Family Affiliated Temples

The Buddhist temples were not affected. They already belonged to different sects, and during the Edo era affiliating yourself with a temple was a way of getting onto the social agenda of the important people praying there. Temples (and shrines) where the shogun and his family went to pray still proudly display the crests they received, along those from other important families. Affiliating yourself normally meant making substantial donations, and many temples have been able to retain their donations, and increase them as they sell gravesites and associated prayers.

The temples in Nishi Nippori are no exceptions. They are surrounded by graveyards, like almost any temple in Japan – as the saying goes, ”born Shinto, marry Christian, buried a Buddhist”. Buddhism is, after all, a religion concerned with the gradual uplift of the believers into Buddhahood, perhaps not until many cycles of universe creation and destruction. But every little bit of kindness and appropriate behavior helps, and that is what the temple priests are there to teach.

The temples around Nishi-Nippori feature their own small gardens.

 

The temples are not only surrounded by graveyards, however. Several of them have famous Buddha and Juzo statues, and outside the Jokoji temple there is a collection of stone carvings; you might have believed them to be grave markers, and in a sense you are right. But they are not everyones grave markers; they are pagodas.

Pagodas, in most visitors view, are the five-storied towers you will find near Buddhist temples. But the wooden pagodas are an interpretation of Indian and Southeast Asian stupas, towers that contain a religious artefact, originally a relic of a saint but more often their writing, in the form of sutras (the Buddhist holy books).

 

Small Stone Pagodas

The wooden pagodas are tall but stone stupas are much smaller, rarely reaching over two meters in height. That is the kind of pagoda you will find outside Jokoji in Nishi-Nippori. They are carved with hindu deities and scenes from the lives of Buddha. And the carvings are old, so old that their mere appearance is awe-inspiring. There is no explanation available as to what the carvings represent.

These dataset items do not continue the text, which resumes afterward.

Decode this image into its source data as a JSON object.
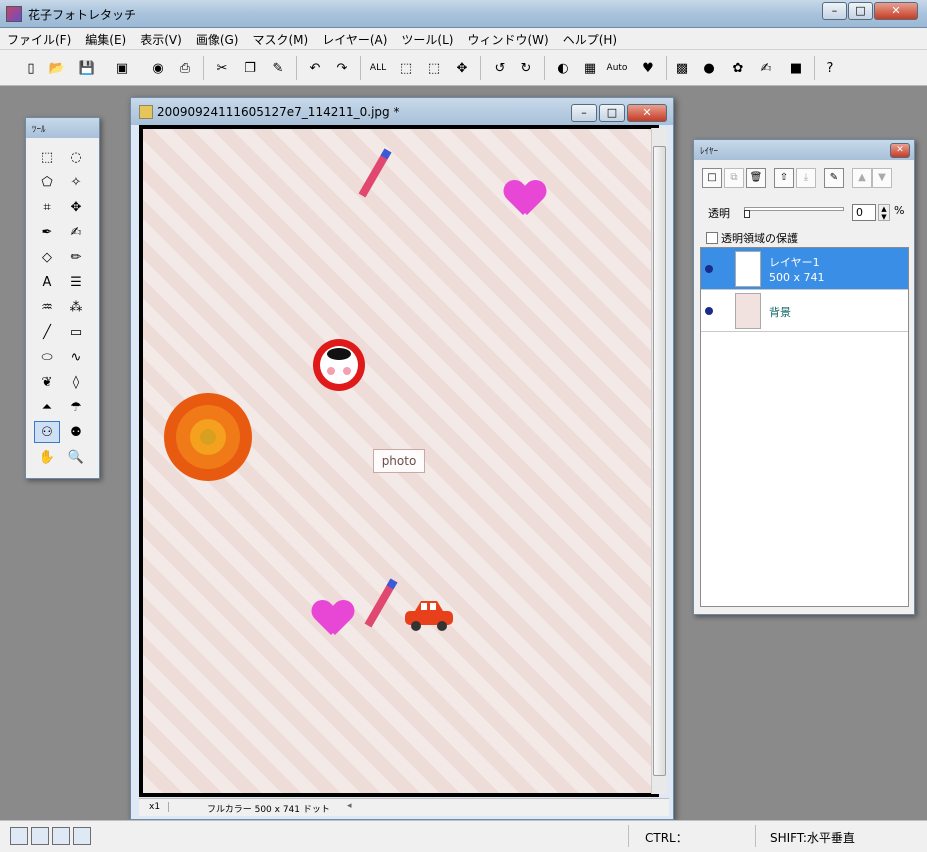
{
  "window": {
    "title": "花子フォトレタッチ",
    "controls": [
      "minimize",
      "maximize",
      "close"
    ]
  },
  "menu": [
    "ファイル(F)",
    "編集(E)",
    "表示(V)",
    "画像(G)",
    "マスク(M)",
    "レイヤー(A)",
    "ツール(L)",
    "ウィンドウ(W)",
    "ヘルプ(H)"
  ],
  "toolbar": [
    {
      "icon": "new-file-icon",
      "glyph": "▯"
    },
    {
      "icon": "open-folder-icon",
      "glyph": "📂"
    },
    {
      "icon": "save-icon",
      "glyph": "💾"
    },
    {
      "icon": "scan-icon",
      "glyph": "▣"
    },
    {
      "icon": "camera-icon",
      "glyph": "◉"
    },
    {
      "icon": "print-icon",
      "glyph": "⎙"
    },
    {
      "icon": "cut-icon",
      "glyph": "✂"
    },
    {
      "icon": "copy-icon",
      "glyph": "❐"
    },
    {
      "icon": "paste-icon",
      "glyph": "✎"
    },
    {
      "icon": "undo-icon",
      "glyph": "↶"
    },
    {
      "icon": "redo-icon",
      "glyph": "↷"
    },
    {
      "icon": "select-all-icon",
      "glyph": "ALL"
    },
    {
      "icon": "select-none-icon",
      "glyph": "⬚"
    },
    {
      "icon": "invert-selection-icon",
      "glyph": "⬚"
    },
    {
      "icon": "move-icon",
      "glyph": "✥"
    },
    {
      "icon": "rotate-left-90-icon",
      "glyph": "↺"
    },
    {
      "icon": "rotate-right-90-icon",
      "glyph": "↻"
    },
    {
      "icon": "color-adjust-icon",
      "glyph": "◐"
    },
    {
      "icon": "image-adjust-icon",
      "glyph": "▦"
    },
    {
      "icon": "auto-adjust-icon",
      "glyph": "Auto"
    },
    {
      "icon": "heart-stamp-icon",
      "glyph": "♥"
    },
    {
      "icon": "frame-icon",
      "glyph": "▩"
    },
    {
      "icon": "sphere-icon",
      "glyph": "●"
    },
    {
      "icon": "paint-icon",
      "glyph": "✿"
    },
    {
      "icon": "brush-icon",
      "glyph": "✍"
    },
    {
      "icon": "square-icon",
      "glyph": "■"
    },
    {
      "icon": "help-icon",
      "glyph": "?"
    }
  ],
  "tools_palette": {
    "title": "ﾂｰﾙ",
    "tools": [
      {
        "icon": "rect-select-icon",
        "glyph": "⬚"
      },
      {
        "icon": "lasso-icon",
        "glyph": "◌"
      },
      {
        "icon": "poly-select-icon",
        "glyph": "⬠"
      },
      {
        "icon": "magic-wand-icon",
        "glyph": "✧"
      },
      {
        "icon": "crop-icon",
        "glyph": "⌗"
      },
      {
        "icon": "move-tool-icon",
        "glyph": "✥"
      },
      {
        "icon": "pen-icon",
        "glyph": "✒"
      },
      {
        "icon": "brush-tool-icon",
        "glyph": "✍"
      },
      {
        "icon": "eraser-icon",
        "glyph": "◇"
      },
      {
        "icon": "pencil-icon",
        "glyph": "✏"
      },
      {
        "icon": "text-icon",
        "glyph": "A"
      },
      {
        "icon": "textbox-icon",
        "glyph": "☰"
      },
      {
        "icon": "fill-icon",
        "glyph": "♒"
      },
      {
        "icon": "spray-icon",
        "glyph": "⁂"
      },
      {
        "icon": "line-icon",
        "glyph": "╱"
      },
      {
        "icon": "rectangle-icon",
        "glyph": "▭"
      },
      {
        "icon": "ellipse-icon",
        "glyph": "⬭"
      },
      {
        "icon": "curve-icon",
        "glyph": "∿"
      },
      {
        "icon": "smudge-icon",
        "glyph": "❦"
      },
      {
        "icon": "drop-icon",
        "glyph": "◊"
      },
      {
        "icon": "sharpen-icon",
        "glyph": "⏶"
      },
      {
        "icon": "umbrella-icon",
        "glyph": "☂"
      },
      {
        "icon": "stamp-icon",
        "glyph": "⚇"
      },
      {
        "icon": "clone-icon",
        "glyph": "⚉"
      },
      {
        "icon": "hand-icon",
        "glyph": "✋"
      },
      {
        "icon": "zoom-icon",
        "glyph": "🔍"
      }
    ],
    "active_index": 22
  },
  "document": {
    "title": "20090924111605127e7_114211_0.jpg *",
    "photo_placeholder": "photo",
    "zoom": "x1",
    "info": "フルカラー  500 x 741 ドット"
  },
  "layers_palette": {
    "title": "ﾚｲﾔｰ",
    "opacity_label": "透明",
    "opacity_value": "0",
    "opacity_unit": "%",
    "protect_label": "透明領域の保護",
    "layers": [
      {
        "name": "レイヤー1",
        "size": "500 x 741",
        "selected": true
      },
      {
        "name": "背景",
        "size": "",
        "selected": false
      }
    ]
  },
  "status": {
    "ctrl": "CTRL：",
    "shift": "SHIFT:水平垂直"
  },
  "colors": {
    "accent": "#3a8ee6",
    "heart": "#e846d4",
    "titlebar": "#a9c3dc"
  }
}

But the carvings outside the Jokoji temple is not the only remarkable sight in Nishi Nippori. One of the more unusual sights in Nishi-Nippori is a museum dedicated to a French entomologist. The Fabre Insect Museum is run by the Henri Fabre Foundation, named for the French insect researcher and popular writer whose books on the lives of insects were required reading in Japanese schools for almost a hundred years.

The museum (which is quite small) has an awe-inspiring collection of various kinds of insects, from butterflies to stag beetles. There are also live beetles, immensely popular with Japanese children (boys especially), who often make a hobby of collecting and feeding stag beetles so they can pitch them in battle against stag beetles owned by other boys (sorry, they will neither evolve nor fit in a pokeball).